Выяснилось, что студент просил начальство заменить ему олонецкую ссылку солдатской службой в Финляндии. Начальство не возражало. Елизавета Оловенникова прибыла в Повенец по трем причинам: доставить книги, повидать Заичневского и увезти жениха — мнимого ли, всамделишного, спрашивать не приходилось.
Они уехали с конвойным.
Деликатный Сильчевский, раскуривая длиннющую свою трубку (еле дотягивался до жерла), заметил как бы между прочим:
— Чувства копятся, как тайны в загадочной грозди. Выпить кому предстоит влагу прекрасной лозы?
— Подите вы к черту с вашими самодельными гекзаметрами! — огрызнулся Заичневский. — Займемся делом!
Займемся делом. Конечно, займемся делом. Что еще так мощно воздвигает человека над обстоятельствами?..
XVII
Последнее солнце бабьего лета ломилось в окно. Хозяйка, вдова, старообрядка, возилась возле печи — он видел через проем острые локти, старую согнутую спину. Там открылась дверь (вспыхнуло солнце).
— А ты кто будешь? — недружелюбно спросила хозяйка.
Это была Ольга.
Он не удивился. Он не удивился так, будто она всегда находилась рядом, всегда, всю жизнь. Он встал, подошел к ней, положил руки на плечи;
— Как ты доехала, душа моя?
Ольга смотрела на него спокойно:
— Ты здоров?
Хозяйка перекрестилась двоеперстно и вышла.
Ольга приблизилась к нему, услышала сильное ровное сердце.
Вошел человек в поддевке, в суконном картузе, внес баул, понял — не до него, вышел.
Они не виделись восемь лет и ничего не знали друг о друге кроме того, что могли знать все. Он не ждал ее, и она не знала до последнего дня, что так вот возьмет и явится. Но теперь, когда они стояли рядом в повенецкой избе, возле потрескивавшей печи, ни ему, ни ей, ни хозяйке, ни человеку с баулом невозможно было даже представить, что видятся они, в общем, второй раз в жизни.
Суровая хозяйка (плат натянут на лоб) вошла:
— Так и будете стоять посреди избы?
Это было признание, узаконение святого таинства брака. Петр Заичневский прижимал к себе Ольгу.

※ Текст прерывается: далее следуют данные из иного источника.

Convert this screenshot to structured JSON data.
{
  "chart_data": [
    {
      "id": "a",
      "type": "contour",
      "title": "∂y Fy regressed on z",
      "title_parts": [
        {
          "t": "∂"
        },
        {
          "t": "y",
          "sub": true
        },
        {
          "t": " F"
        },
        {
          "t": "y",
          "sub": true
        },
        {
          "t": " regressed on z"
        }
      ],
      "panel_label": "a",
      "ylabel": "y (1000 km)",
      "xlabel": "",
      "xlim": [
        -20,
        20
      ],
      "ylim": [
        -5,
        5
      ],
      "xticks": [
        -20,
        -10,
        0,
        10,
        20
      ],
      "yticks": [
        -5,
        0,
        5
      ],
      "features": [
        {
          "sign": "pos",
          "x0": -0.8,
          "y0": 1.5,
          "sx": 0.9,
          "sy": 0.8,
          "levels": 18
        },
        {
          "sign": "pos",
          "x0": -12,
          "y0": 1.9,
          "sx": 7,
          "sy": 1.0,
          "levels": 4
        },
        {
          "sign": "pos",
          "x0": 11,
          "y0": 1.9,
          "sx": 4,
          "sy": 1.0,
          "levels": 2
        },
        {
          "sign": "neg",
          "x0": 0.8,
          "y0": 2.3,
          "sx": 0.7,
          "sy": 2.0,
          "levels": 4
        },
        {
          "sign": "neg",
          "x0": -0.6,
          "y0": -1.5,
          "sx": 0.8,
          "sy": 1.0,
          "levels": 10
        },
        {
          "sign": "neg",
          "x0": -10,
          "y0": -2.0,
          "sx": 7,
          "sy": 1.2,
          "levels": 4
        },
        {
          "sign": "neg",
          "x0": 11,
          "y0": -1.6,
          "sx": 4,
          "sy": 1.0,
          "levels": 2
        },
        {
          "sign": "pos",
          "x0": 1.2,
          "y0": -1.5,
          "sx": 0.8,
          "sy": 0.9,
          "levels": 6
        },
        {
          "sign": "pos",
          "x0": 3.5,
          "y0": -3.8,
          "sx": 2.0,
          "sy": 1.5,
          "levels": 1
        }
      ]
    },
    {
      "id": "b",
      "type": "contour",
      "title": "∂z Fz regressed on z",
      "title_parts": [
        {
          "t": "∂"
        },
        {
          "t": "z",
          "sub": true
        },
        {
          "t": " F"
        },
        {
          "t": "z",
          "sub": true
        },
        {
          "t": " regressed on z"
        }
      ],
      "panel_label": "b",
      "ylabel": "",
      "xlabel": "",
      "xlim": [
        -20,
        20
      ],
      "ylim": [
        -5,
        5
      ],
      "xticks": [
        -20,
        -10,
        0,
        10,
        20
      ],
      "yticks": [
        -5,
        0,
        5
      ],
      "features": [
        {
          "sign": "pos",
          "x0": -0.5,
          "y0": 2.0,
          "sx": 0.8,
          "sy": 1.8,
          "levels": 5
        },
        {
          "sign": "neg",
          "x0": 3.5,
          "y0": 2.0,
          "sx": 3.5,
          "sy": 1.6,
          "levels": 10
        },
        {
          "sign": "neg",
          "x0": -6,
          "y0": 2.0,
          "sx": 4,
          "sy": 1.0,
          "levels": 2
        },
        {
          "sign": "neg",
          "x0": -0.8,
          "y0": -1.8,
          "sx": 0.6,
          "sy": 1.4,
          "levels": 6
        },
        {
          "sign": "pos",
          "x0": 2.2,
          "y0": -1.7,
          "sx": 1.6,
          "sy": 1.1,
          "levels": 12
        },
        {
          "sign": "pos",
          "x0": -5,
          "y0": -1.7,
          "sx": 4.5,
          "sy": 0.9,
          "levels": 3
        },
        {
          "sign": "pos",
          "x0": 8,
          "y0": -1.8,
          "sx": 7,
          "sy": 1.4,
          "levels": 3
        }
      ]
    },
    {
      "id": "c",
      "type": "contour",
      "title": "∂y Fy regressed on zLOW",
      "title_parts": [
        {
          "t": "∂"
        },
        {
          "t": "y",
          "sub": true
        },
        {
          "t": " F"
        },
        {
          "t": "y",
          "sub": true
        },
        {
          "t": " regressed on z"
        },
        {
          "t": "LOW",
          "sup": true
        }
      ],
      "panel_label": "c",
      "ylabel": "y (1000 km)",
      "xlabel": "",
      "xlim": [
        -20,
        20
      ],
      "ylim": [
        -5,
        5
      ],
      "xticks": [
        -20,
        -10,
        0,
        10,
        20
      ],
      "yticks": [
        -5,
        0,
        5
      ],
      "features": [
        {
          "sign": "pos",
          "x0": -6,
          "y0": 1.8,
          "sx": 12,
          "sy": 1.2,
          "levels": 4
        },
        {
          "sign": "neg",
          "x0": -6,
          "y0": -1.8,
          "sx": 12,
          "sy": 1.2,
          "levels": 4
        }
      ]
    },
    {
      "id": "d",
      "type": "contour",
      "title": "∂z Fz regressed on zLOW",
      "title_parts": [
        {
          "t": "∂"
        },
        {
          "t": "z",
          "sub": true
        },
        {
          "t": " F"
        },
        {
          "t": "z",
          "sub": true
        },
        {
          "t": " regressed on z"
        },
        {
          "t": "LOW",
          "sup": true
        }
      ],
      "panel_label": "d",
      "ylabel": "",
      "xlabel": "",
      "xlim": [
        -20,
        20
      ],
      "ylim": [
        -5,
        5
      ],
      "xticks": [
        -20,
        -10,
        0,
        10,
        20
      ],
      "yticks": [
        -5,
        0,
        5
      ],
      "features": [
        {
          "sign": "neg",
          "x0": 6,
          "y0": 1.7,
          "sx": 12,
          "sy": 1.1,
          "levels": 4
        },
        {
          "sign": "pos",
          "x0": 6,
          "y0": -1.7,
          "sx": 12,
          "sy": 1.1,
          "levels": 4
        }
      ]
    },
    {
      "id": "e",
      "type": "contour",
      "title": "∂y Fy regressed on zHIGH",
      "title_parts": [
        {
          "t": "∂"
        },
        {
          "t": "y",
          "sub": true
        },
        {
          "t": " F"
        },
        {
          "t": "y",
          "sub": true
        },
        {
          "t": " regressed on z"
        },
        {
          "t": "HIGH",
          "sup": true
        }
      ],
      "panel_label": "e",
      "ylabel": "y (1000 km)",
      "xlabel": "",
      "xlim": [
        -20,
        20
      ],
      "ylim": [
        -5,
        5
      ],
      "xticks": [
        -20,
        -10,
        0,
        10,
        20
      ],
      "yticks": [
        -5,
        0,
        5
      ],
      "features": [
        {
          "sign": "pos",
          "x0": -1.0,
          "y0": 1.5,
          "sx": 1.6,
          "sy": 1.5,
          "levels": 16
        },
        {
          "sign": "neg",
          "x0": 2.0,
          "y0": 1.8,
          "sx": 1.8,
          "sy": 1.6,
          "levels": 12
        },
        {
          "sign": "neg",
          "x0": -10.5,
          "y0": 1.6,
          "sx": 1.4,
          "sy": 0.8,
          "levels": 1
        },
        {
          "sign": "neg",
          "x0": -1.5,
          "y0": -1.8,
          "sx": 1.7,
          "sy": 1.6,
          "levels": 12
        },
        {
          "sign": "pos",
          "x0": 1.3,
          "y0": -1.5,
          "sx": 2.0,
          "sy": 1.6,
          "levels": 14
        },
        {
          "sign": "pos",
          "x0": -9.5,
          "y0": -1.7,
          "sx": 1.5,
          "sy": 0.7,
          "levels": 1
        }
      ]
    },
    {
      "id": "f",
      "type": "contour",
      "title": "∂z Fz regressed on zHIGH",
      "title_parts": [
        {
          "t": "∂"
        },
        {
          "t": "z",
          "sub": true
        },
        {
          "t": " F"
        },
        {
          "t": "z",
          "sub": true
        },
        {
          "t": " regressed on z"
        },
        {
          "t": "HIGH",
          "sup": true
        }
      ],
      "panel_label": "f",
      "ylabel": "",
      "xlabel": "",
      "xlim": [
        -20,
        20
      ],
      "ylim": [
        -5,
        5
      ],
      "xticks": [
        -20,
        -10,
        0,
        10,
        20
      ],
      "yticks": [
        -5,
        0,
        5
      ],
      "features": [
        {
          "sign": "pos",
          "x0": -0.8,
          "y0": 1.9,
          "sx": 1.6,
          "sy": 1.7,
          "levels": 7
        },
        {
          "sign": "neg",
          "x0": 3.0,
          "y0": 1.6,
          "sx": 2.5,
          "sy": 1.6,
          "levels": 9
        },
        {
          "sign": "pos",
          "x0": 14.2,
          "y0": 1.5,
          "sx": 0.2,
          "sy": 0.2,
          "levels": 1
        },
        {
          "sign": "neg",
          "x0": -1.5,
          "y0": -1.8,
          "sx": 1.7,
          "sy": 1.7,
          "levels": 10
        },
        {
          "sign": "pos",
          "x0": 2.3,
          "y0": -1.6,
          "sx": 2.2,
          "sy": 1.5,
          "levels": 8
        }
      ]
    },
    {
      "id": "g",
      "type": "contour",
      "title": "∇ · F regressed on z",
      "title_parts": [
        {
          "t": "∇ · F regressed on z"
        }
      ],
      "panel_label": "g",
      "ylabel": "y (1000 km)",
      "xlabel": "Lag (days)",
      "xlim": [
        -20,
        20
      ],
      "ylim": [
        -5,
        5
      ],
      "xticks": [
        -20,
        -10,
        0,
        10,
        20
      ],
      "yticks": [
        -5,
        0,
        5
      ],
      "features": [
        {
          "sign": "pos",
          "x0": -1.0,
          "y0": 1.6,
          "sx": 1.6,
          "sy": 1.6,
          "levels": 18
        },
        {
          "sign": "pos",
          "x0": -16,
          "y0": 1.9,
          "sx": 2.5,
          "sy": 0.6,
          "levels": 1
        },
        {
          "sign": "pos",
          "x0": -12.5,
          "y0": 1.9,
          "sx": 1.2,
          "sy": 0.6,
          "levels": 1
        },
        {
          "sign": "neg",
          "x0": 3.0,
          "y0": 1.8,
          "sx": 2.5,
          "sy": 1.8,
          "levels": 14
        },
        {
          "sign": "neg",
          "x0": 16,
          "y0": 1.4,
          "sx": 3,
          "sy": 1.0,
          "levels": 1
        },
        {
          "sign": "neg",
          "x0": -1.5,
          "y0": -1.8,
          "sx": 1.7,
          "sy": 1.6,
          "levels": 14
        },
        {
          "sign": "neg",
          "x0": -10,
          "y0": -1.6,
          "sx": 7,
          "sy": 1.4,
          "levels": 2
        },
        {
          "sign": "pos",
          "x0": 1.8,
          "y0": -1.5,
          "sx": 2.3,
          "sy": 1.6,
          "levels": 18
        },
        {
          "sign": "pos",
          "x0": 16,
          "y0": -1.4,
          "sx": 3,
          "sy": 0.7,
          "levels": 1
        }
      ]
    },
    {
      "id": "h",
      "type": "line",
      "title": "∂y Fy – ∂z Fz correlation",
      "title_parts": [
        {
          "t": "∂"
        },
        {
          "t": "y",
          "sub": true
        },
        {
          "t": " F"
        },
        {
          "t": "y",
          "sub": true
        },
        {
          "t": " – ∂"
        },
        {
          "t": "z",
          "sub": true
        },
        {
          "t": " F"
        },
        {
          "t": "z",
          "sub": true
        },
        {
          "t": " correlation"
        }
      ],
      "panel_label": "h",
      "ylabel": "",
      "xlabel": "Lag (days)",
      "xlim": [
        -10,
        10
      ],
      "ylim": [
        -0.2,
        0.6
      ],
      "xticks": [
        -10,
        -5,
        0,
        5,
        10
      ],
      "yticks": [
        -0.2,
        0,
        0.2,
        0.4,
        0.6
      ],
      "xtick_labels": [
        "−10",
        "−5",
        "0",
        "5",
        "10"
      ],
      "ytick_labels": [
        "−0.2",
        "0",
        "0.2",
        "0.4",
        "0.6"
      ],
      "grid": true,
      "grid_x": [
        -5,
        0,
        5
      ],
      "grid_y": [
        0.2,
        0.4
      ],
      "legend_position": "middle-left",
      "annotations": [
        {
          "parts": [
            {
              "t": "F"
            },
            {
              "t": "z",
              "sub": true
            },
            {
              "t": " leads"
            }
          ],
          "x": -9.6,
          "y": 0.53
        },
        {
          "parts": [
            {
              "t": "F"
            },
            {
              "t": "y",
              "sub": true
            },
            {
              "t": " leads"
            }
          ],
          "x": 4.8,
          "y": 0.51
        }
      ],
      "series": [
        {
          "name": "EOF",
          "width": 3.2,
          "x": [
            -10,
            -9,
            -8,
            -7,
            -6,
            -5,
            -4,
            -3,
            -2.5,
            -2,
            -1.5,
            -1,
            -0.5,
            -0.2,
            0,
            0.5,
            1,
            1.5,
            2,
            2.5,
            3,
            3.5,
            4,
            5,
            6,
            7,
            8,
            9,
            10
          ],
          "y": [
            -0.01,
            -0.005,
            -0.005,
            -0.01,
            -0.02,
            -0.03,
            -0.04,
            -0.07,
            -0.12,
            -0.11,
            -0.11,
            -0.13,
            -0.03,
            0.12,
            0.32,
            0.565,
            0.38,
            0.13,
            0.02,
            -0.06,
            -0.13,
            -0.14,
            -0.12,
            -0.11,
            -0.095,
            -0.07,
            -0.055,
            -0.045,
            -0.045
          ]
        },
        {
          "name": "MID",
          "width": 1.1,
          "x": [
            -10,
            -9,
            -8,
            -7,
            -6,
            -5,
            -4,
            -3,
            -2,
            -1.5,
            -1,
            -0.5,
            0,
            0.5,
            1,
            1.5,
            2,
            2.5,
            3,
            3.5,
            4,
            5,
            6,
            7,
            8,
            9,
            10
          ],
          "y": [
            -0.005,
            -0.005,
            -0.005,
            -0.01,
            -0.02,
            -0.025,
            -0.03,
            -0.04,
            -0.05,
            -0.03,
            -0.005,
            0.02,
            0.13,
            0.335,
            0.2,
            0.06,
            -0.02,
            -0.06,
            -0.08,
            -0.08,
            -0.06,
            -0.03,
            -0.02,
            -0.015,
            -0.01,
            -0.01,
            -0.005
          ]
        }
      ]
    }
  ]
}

— Давно не видались, Мелентьевна…
— Муж да жена — одна сатана. Давно не давно — все одно, — сказала хозяйка, понимающе сжав губы гузкою.

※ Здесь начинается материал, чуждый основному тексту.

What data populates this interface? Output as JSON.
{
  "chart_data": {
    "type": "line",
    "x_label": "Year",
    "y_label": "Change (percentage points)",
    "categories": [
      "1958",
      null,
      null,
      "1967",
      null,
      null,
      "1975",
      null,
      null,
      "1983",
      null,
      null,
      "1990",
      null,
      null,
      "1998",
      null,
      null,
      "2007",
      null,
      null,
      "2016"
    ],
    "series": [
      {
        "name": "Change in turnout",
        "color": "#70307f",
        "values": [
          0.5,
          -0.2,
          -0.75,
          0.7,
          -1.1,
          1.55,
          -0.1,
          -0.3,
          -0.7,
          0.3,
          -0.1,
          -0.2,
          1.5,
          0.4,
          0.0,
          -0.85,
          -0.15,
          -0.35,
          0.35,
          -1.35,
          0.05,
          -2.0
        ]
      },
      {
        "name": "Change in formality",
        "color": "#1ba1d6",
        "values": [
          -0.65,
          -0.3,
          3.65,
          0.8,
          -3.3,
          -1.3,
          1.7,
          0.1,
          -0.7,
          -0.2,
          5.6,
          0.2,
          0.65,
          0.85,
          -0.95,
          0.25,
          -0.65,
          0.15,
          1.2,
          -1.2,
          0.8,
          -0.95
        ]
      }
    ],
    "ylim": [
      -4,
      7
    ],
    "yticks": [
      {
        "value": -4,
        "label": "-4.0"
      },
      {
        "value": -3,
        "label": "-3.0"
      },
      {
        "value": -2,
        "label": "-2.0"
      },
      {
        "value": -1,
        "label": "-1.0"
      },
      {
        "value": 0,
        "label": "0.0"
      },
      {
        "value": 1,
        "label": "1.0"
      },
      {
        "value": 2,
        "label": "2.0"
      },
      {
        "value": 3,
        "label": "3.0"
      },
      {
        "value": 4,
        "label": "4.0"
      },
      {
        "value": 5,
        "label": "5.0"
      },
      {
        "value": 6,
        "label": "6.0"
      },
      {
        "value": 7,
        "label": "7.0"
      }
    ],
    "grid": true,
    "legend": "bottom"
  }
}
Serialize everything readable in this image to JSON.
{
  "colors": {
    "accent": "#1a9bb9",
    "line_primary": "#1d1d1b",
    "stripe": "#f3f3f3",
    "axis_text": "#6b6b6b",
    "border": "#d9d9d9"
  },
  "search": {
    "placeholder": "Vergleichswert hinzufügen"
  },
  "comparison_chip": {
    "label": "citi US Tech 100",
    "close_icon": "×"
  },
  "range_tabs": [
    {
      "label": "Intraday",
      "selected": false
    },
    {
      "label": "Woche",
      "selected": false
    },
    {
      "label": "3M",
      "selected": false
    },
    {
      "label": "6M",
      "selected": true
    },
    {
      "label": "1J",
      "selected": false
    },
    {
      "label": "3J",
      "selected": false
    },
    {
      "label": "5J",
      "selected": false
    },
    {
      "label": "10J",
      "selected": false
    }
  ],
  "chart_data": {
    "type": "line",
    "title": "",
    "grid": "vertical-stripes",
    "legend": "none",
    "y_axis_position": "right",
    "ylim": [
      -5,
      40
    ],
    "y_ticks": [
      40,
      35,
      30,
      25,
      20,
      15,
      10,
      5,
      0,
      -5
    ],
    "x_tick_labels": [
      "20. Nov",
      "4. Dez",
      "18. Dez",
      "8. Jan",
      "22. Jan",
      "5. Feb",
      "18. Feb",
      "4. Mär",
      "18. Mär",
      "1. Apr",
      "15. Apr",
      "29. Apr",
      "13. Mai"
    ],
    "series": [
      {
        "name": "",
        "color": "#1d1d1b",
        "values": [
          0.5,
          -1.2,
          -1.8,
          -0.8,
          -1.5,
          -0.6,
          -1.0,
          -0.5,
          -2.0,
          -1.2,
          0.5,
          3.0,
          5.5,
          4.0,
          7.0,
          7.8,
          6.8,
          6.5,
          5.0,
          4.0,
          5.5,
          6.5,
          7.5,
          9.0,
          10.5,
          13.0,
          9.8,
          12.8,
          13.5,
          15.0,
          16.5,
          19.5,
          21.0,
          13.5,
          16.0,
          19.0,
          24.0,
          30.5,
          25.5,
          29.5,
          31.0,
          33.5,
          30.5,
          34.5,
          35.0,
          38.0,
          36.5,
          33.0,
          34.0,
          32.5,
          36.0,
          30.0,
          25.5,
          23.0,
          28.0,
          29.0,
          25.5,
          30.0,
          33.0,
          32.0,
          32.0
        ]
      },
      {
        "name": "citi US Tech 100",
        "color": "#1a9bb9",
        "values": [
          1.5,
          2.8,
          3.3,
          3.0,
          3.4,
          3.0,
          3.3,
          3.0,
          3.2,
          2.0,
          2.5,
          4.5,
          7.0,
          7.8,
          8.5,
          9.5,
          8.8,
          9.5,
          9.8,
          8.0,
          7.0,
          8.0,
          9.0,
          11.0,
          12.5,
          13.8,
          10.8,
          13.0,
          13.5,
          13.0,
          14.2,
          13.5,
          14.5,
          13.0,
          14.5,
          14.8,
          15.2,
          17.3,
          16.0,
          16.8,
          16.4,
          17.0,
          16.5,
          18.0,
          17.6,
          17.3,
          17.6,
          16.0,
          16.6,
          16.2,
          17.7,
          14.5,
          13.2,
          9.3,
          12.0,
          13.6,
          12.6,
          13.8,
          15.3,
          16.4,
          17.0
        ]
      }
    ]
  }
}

Теперь им сделалось весело. Ольга кинулась к баулу, развязала легко ремень, вытащила кашемировый набивной платок, черный с цветами:
— Это вам!
Хозяйка строго приняла дар, сказала:
— Ты бы шубейку сняла… К мужу ить явилась… Ох-хо-хо… Грехи наши тяжкие…
— Какие же грехи! — засмеялся Заичневский.
— А ты помолчь… Помолчь… Бабьей тоски тебе не понять… Детишков, пить дать, нету у вас… Гляди, бабочка, затянешь…
То, что к новому ссыльному явилась жена, известно стало вмиг. Говорили, конечно, отец у нее — генерал, правая рука государя, а вишь как обошлось. Жалеет, конечно, тут и батюшка — не указ. Бабья любовь что смерть — никого не спрашивается. Мелентьевна ходила в новой шали именинницей. И только ссыльные деликатно выжидали до завтра: нельзя же, право, господа, навязываться в часы радости!
А они, Ольга и Петр, смотрели друг на друга, не решаясь ни спросить ни о чем, ни сказать ничего, будто оберегались лишнего, того, что могло бы оказаться не любовью. Они не понимали, что в любви — все любовь, и были счастливы этим непониманием…
XVIII
— Не имею предписания, — виновато сказал ротмистр, — право же, господа… Отъезд из Пензы самоволен…
— По-слу-шай-те! — втолковывал Заичневский, — за это полагается административная высылка, не так ли? Так сошлите Ольгу Павловну в Повенец! Она ведь уже здесь!
— Право же, весьма сочувствую… И мы — люди… Но — служба…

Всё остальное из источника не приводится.